Not making an informed decision is not the answer, that is why you are all anxious and stressed. Why not tour some facilities and see what actually goes on.
Don't super impose your analysis of what she is missing on her and if she has dementia her thoughts are not rational in the first place.
Good Luck!
There is NOTHING that says that a dementia patient can not stay in their own home. As long as someone can safely stay in their own home and the POA agrees, great, let them do it.
In my case, I moved my mother because 1) I was getting burned out, short tempered and all around just being a mean, nasty human and 2) It was a sanitation issue (however, probably not as bad as it could be) 3) it was more cost effective for her to move into a managed care facility.
However, everyone is different.
If your Mom, and her POA are okay with keeping her in her home, GREAT, let her stay there.
Fast forward to the late 1990s when my other grandmother got dementia. We felt like the OP. Living home was at best isolating and at worst dangerous, but we felt a NH would be worse (not knowing that memory care was an evolving concept). I was about 30 at the time and was making decisions that my mother should have been making.

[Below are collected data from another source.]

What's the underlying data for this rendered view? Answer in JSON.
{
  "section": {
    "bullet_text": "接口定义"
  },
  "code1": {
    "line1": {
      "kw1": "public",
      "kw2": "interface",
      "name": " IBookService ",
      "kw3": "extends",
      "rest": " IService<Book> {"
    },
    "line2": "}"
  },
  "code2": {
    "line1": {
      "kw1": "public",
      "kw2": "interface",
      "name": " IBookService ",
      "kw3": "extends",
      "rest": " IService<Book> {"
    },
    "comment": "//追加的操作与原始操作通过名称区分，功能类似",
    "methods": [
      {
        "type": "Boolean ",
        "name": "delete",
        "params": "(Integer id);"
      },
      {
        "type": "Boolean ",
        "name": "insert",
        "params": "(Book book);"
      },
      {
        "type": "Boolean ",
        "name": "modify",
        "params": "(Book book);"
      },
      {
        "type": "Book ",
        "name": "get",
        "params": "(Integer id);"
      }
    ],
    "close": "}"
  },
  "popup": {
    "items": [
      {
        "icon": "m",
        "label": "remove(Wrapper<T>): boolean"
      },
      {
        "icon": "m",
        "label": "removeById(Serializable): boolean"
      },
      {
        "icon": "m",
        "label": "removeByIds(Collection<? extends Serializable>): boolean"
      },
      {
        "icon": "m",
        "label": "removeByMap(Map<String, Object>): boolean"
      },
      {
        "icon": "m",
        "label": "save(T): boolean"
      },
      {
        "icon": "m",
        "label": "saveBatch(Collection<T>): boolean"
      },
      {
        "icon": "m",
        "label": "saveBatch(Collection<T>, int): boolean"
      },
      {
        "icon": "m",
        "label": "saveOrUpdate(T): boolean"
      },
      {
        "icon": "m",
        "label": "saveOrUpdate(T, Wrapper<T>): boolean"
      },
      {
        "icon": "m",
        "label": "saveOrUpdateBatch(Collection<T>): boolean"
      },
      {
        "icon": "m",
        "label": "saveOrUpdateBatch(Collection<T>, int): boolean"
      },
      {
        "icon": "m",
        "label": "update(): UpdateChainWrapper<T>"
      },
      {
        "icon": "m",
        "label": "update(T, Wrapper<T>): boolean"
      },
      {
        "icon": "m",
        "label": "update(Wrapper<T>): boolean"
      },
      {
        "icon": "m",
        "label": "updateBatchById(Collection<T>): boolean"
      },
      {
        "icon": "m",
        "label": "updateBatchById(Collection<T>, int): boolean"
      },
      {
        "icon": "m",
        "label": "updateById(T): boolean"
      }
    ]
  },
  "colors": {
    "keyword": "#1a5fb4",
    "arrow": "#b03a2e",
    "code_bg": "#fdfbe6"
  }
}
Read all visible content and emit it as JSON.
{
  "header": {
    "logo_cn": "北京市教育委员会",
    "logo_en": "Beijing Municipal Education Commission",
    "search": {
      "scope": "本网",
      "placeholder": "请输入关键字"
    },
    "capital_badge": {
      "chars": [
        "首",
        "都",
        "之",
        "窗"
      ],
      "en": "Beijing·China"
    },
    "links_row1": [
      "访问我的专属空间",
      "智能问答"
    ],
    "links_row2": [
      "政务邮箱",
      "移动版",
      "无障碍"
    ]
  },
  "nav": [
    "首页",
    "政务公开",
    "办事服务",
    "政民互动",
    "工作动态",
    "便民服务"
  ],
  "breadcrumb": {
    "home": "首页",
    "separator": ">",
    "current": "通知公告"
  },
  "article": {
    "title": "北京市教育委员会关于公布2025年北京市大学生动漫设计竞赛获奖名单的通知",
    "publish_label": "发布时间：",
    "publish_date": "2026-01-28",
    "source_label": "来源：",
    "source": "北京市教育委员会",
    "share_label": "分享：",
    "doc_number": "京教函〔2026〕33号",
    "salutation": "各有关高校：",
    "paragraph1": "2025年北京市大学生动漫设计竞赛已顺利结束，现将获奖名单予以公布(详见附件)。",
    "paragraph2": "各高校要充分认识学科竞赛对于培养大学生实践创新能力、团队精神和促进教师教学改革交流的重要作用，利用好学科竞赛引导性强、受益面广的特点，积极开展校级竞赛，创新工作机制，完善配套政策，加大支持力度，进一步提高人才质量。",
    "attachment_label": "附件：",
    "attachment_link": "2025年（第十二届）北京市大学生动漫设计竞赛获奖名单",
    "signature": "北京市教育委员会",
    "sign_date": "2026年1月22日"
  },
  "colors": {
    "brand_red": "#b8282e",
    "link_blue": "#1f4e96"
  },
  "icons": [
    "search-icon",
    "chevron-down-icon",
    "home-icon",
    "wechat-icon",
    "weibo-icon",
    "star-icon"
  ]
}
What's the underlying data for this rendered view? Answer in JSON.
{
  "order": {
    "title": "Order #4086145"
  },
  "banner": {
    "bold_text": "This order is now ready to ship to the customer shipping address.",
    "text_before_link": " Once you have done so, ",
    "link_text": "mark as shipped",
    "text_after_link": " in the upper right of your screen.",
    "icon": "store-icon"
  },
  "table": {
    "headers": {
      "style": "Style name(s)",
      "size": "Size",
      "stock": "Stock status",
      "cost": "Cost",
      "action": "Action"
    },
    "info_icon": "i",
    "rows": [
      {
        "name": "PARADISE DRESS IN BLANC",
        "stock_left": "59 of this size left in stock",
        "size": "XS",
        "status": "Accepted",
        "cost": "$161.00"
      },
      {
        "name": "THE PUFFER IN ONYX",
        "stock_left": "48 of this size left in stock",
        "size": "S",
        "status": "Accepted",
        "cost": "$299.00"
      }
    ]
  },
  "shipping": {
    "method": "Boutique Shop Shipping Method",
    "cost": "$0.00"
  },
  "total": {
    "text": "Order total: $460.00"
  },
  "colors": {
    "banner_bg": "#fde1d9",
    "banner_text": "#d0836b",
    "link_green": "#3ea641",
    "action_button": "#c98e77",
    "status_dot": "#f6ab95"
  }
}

Grandma neither wandered off nor burned up the stove. She was eating canned goods right out of the can. It was very sad. The deal breaker (which I’m learning here is the deal breaker in almost every situation) was toileting. She got sick and couldn’t get to the bathroom and started peeing into old bath towels and worse.
We (my husband and I) ended up calling 911, and then having her released from the hospital into a NH, which had a dementia unit. It was almost as bad as the old hospital. Much more nicely furnished, but they drugged her to the hilt, to where she couldn’t even speak a coherent sentence. She ended up having a stroke, and there was a class action lawsuit that found the new antipsychotic grandma was on caused strokes. (My mother didn’t participate in the lawsuit, which would have only required minimal information).

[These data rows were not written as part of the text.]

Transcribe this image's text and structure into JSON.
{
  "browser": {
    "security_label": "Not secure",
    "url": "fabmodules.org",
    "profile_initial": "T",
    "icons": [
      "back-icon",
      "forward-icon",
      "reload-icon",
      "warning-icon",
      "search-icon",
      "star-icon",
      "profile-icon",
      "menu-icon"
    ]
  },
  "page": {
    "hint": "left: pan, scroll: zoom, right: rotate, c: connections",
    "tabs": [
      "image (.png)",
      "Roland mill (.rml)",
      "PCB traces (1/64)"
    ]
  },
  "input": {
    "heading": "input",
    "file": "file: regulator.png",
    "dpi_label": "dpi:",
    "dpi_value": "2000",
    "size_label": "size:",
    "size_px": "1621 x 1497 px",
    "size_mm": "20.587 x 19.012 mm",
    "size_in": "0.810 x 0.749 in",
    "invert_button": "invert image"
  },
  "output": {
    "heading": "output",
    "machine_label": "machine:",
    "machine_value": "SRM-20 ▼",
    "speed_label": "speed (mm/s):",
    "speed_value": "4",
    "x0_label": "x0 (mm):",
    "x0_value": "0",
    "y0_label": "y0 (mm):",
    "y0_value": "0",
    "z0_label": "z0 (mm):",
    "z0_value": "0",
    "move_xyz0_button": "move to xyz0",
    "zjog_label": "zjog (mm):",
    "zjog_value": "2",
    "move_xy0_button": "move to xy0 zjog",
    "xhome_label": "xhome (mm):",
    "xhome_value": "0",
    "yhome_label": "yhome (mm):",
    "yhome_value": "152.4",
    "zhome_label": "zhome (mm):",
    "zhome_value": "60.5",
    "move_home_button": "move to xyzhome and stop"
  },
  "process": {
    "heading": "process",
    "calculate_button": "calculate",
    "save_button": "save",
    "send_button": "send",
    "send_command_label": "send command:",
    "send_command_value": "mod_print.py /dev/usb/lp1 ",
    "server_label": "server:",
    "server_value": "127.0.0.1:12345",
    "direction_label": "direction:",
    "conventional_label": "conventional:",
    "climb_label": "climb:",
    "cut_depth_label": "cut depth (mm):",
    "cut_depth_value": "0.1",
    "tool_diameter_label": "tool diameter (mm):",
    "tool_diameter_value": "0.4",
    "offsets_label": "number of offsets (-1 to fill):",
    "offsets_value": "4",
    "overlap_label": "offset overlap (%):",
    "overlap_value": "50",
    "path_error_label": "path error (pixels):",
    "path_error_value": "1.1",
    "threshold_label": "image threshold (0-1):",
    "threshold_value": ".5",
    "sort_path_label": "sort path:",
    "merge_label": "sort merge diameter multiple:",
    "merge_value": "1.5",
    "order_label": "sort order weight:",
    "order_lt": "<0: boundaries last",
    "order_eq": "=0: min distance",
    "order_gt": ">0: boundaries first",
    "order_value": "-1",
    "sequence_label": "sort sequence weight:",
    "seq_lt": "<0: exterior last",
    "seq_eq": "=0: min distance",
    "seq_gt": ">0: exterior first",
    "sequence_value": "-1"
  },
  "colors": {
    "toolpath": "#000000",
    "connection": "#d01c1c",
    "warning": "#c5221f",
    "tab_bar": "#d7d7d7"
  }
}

I know this isn’t helpful and I’m just getting it off my chest. I’m coming to realize that I have felt responsible for my elders since I was a kid. Many here have questioned my decision to care for mom in her home, and keep warning me that it will end badly. But my NH experiences have been pretty bad.

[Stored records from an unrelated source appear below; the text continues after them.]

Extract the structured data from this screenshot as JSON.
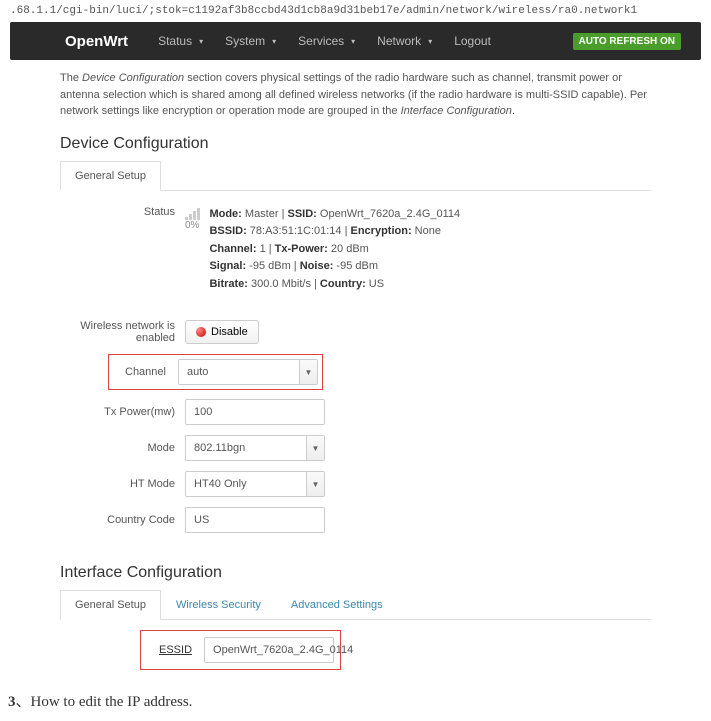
{
  "url": ".68.1.1/cgi-bin/luci/;stok=c1192af3b8ccbd43d1cb8a9d31beb17e/admin/network/wireless/ra0.network1",
  "brand": "OpenWrt",
  "nav": {
    "status": "Status",
    "system": "System",
    "services": "Services",
    "network": "Network",
    "logout": "Logout"
  },
  "auto_refresh": "AUTO REFRESH ON",
  "description": {
    "p1a": "The ",
    "p1em": "Device Configuration",
    "p1b": " section covers physical settings of the radio hardware such as channel, transmit power or antenna selection which is shared among all defined wireless networks (if the radio hardware is multi-SSID capable). Per network settings like encryption or operation mode are grouped in the ",
    "p1em2": "Interface Configuration",
    "p1c": "."
  },
  "device_config": {
    "title": "Device Configuration",
    "tab_general": "General Setup",
    "status_label": "Status",
    "pct": "0%",
    "status": {
      "mode_k": "Mode:",
      "mode_v": " Master | ",
      "ssid_k": "SSID:",
      "ssid_v": " OpenWrt_7620a_2.4G_0114",
      "bssid_k": "BSSID:",
      "bssid_v": " 78:A3:51:1C:01:14 | ",
      "enc_k": "Encryption:",
      "enc_v": " None",
      "chan_k": "Channel:",
      "chan_v": " 1 | ",
      "txp_k": "Tx-Power:",
      "txp_v": " 20 dBm",
      "sig_k": "Signal:",
      "sig_v": " -95 dBm | ",
      "noise_k": "Noise:",
      "noise_v": " -95 dBm",
      "bitrate_k": "Bitrate:",
      "bitrate_v": " 300.0 Mbit/s | ",
      "country_k": "Country:",
      "country_v": " US"
    },
    "enabled_label": "Wireless network is enabled",
    "disable_btn": "Disable",
    "channel_label": "Channel",
    "channel_value": "auto",
    "txpower_label": "Tx Power(mw)",
    "txpower_value": "100",
    "mode_label": "Mode",
    "mode_value": "802.11bgn",
    "htmode_label": "HT Mode",
    "htmode_value": "HT40 Only",
    "country_label": "Country Code",
    "country_value": "US"
  },
  "iface_config": {
    "title": "Interface Configuration",
    "tab_general": "General Setup",
    "tab_security": "Wireless Security",
    "tab_advanced": "Advanced Settings",
    "essid_label": "ESSID",
    "essid_value": "OpenWrt_7620a_2.4G_0114"
  },
  "footer": {
    "num": "3",
    "sep": "、",
    "text": "How to edit the IP address."
  }
}
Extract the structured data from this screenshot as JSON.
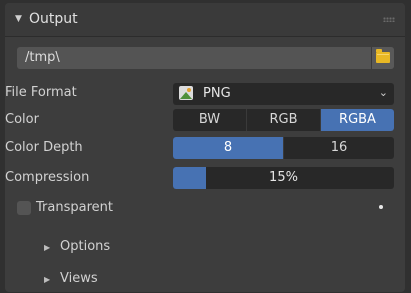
{
  "panel": {
    "title": "Output",
    "collapse_icon": "triangle-down-icon",
    "grip_icon": "drag-grip-icon"
  },
  "output_path": {
    "value": "/tmp\\",
    "browse_icon": "folder-icon"
  },
  "file_format": {
    "label": "File Format",
    "value": "PNG",
    "icon": "image-file-icon",
    "chevron": "⌄"
  },
  "color": {
    "label": "Color",
    "options": [
      "BW",
      "RGB",
      "RGBA"
    ],
    "selected": "RGBA"
  },
  "color_depth": {
    "label": "Color Depth",
    "options": [
      "8",
      "16"
    ],
    "selected": "8"
  },
  "compression": {
    "label": "Compression",
    "value_text": "15%",
    "value": 0.15
  },
  "transparent": {
    "label": "Transparent",
    "checked": false
  },
  "subpanels": [
    {
      "label": "Options",
      "icon": "triangle-right-icon"
    },
    {
      "label": "Views",
      "icon": "triangle-right-icon"
    }
  ],
  "colors": {
    "accent": "#4772b3",
    "panel_bg": "#3d3d3d",
    "field_bg": "#282828",
    "folder": "#e8b825"
  }
}
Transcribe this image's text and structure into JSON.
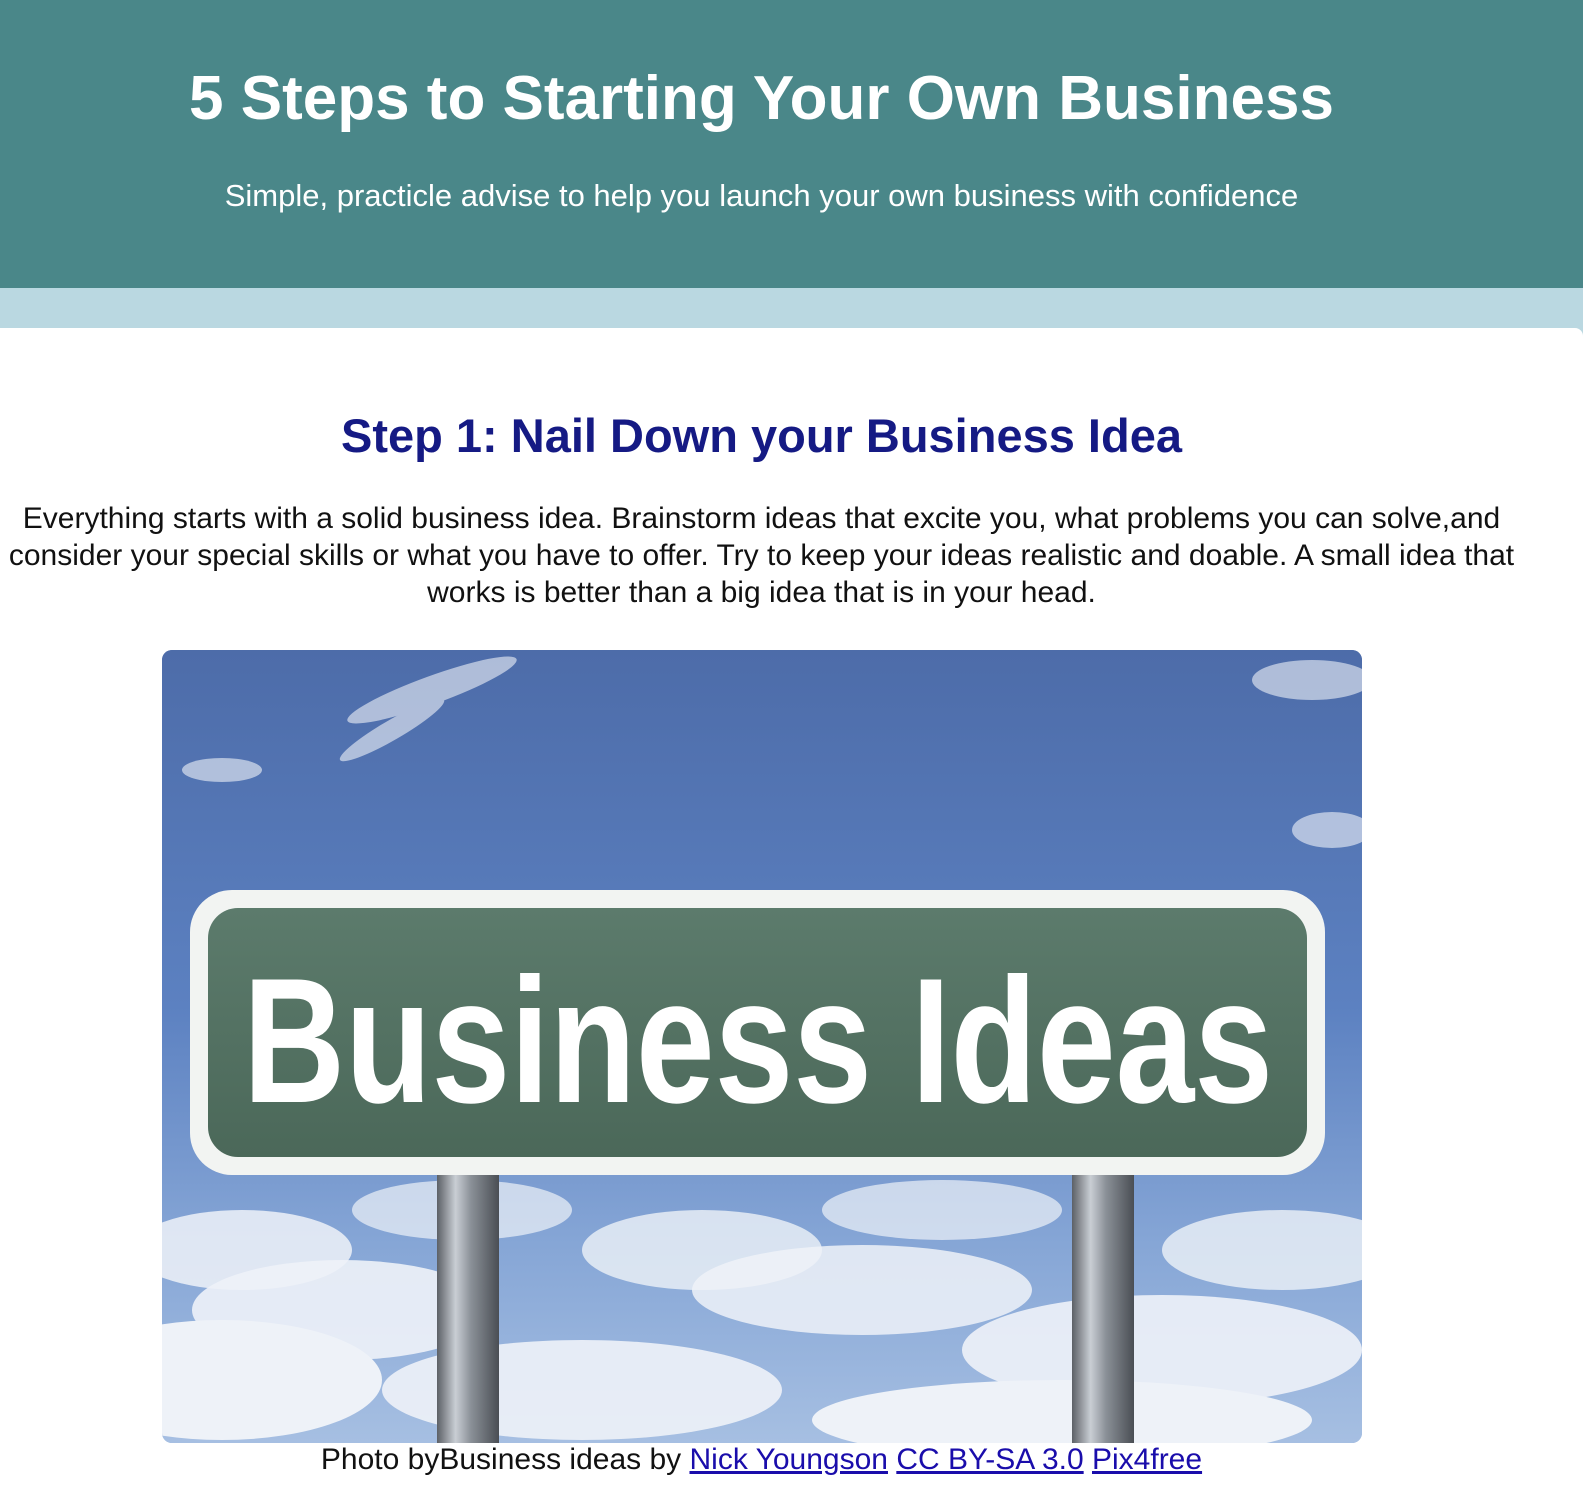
{
  "header": {
    "title": "5 Steps to Starting Your Own Business",
    "subtitle": "Simple, practicle advise to help you launch your own business with confidence"
  },
  "step1": {
    "heading": "Step 1: Nail Down your Business Idea",
    "paragraph": "Everything starts with a solid business idea. Brainstorm ideas that excite you, what problems you can solve,and consider your special skills or what you have to offer. Try to keep your ideas realistic and doable. A small idea that works is better than a big idea that is in your head.",
    "image": {
      "sign_text": "Business Ideas"
    },
    "caption": {
      "prefix": "Photo byBusiness ideas by ",
      "author_link": "Nick Youngson",
      "license_link": "CC BY-SA 3.0",
      "source_link": "Pix4free"
    }
  },
  "colors": {
    "header_bg": "#4a8789",
    "band_bg": "#bad8e1",
    "heading": "#151a84",
    "link": "#1a0dab"
  }
}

As far as “ice cream shop with other residents, the Christmas parade downtown, shopping jaunts, movie trips, and so on. That's what assisted living and/or memory care is like” I’ve never seen anything like that near me. I HAVE seen nicer facilities than my grandmothers experienced, but unfortunately my mom would probably end up in the same facility as my 2nd grandmother, because it’s close enough to visit often. But now that I’m much older, I would have a lot more say on how my mother is treated.